Der Nutzer wird das Hundetrainingsgelände ausschließlich als Privatperson nutzen. Nutzung für gewerbliche Zwecke (Veranstaltungen, Grillfeste, Hundetraining o.ä.) ist weder während noch außerhalb der vereinbarten Nutzungszeiten gestattet. Auch die Nutzungsweitergabe an Dritte (Familie, Freunde, Kunden) ist ausnahmslos untersagt. Das Gelände darf von Dritten nur in Anwesenheit des Nutzers betreten werden. Hunde dürfen nicht ohne einer befugten Aufsichtsperson alleine auf dem Grundstück zurück gelassen werden.

Einbrüche und der Verdacht auf Nutzung durch Unbefugte sind umgehend dem Verwalter zu melden.

Der Nutzer verpflichtet sich, dass sein Umgang mit den anwesenden Hunden tierschutzkonform ist und auf positiver Verstärkung basiert. Jegliche physische wie psychische Gewaltanwendung am Hund führt zu sofortiger Kündigung des Vertrages – der Verwalter behält sich zudem vor, eine Anzeige wegen Tierquälerei zu erstatten. Des Weiteren darf auf dem Trainingsgelände kein tierschutzrelevantes Equipment verwendet werden, das Verhaltenskorrekturen durch aversive Reize bezweckt (Stachel-, Sprüh- oder Elektroschockhalsbänder, Würgehalsbänder, Wurfketten o.ä.). Die Hunde sind auf dem Gelände bevorzugt mit einem gut sitzenden Brustgeschirr zu führen. Halsbänder sind gestattet, wegen möglicher physischer und psychischer Folgeschäden, jedoch nicht gerne gesehen (siehe Infotext von www.personaldogtraining.at).
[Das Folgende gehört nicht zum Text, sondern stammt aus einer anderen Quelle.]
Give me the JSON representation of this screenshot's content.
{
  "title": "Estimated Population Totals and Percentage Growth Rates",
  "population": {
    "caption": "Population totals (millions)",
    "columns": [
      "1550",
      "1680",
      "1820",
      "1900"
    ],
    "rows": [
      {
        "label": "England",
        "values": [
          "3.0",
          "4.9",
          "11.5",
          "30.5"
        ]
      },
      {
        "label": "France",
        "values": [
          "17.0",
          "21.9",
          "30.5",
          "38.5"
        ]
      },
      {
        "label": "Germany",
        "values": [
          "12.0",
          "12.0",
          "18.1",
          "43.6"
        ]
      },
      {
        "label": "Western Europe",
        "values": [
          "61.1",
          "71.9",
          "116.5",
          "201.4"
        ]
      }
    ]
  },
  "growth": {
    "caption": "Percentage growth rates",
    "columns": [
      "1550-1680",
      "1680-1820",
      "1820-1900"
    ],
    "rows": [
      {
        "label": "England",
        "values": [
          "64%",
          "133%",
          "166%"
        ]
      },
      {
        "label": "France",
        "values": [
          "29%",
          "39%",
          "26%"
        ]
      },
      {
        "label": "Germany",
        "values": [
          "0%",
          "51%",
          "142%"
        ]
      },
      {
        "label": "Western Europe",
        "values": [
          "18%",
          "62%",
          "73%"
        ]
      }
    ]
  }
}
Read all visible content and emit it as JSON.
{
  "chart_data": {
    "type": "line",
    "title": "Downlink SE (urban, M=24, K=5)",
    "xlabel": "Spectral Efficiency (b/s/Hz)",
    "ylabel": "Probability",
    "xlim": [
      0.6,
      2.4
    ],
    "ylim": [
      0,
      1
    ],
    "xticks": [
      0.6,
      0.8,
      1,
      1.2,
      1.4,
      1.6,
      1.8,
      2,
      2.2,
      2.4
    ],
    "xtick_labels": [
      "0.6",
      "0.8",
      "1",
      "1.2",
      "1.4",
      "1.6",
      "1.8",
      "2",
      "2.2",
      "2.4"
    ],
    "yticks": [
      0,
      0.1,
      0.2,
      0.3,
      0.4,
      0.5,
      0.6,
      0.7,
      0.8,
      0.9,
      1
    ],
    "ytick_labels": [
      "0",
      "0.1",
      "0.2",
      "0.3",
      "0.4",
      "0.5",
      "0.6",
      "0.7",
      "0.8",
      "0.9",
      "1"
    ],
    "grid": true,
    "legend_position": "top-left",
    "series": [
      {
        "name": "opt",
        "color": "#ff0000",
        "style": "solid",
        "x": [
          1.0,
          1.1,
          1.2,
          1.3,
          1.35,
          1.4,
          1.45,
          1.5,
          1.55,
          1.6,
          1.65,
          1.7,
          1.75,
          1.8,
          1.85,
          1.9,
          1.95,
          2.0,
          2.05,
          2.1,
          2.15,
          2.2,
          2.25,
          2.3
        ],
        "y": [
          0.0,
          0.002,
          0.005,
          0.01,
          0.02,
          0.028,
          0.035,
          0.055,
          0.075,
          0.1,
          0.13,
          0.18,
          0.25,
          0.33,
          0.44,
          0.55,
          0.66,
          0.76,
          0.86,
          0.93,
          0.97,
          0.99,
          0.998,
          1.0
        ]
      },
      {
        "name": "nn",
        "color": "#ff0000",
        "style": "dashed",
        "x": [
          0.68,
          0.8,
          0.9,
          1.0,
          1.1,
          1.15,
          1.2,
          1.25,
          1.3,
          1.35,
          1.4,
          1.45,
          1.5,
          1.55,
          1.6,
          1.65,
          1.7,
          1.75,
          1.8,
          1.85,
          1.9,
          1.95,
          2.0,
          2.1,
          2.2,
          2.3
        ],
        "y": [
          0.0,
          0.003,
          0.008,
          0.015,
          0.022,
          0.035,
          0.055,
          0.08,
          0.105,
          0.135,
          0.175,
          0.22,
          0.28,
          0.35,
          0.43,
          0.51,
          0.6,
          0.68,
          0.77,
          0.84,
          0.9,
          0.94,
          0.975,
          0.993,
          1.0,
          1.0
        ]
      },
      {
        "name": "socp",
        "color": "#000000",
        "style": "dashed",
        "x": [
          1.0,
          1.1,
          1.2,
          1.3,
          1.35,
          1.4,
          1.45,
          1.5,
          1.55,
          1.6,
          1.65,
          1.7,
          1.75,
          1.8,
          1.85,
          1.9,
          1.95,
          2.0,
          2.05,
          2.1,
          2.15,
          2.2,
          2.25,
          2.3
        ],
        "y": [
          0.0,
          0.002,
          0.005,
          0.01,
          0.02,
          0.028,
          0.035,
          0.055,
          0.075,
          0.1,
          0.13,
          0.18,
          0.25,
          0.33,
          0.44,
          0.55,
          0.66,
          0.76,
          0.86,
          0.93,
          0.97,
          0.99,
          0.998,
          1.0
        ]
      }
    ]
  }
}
Außerhalb des Geländes gilt allgemeine Leinenpflicht.

Die Zufahrt mit dem PKW zum Trainingsgelände ist nicht gestattet. Für den Nutzer stehen ausreichend freie Parkplätze am öffentlichen Parkplatz circa 200m vom Trainingsgelände entfernt zur Verfügung.

Der Verwalter sichert dem Nutzer zu, dass das Trainingsgelände zu den vereinbarten Nutzungszeiten für den Nutzer frei zugänglich ist. Zur Vermeidung von missbräuchlichen Geländenutzungen (von Unbefugten bzw. außerhalb der vereinbarten Zeiten) erfolgt keine Schlüsselübergabe an den Nutzer.

Schlechtwetterklausel: Um den Boden nicht zu belasten bleibt das Gelände bei starkem Dauerregen geschlossen. Sollte dir das Wetter einen Strich durch die Rechnung machen, bekommst du gerne einen Ersatztermin oder eine Gutschrift (gilt NICHT für Fixbucher).

Der Verwalter übernimmt für, von dem Nutzer am Trainingsgelände untergebrachte, private Gegenstände keinerlei Haftung (weder bei Diebstahl noch bei Sachbeschädigung).

Der Nutzer bestätigt hiermit die Existenz einer auf seinen Namen laufenden Hundehaftpflichtversicherung.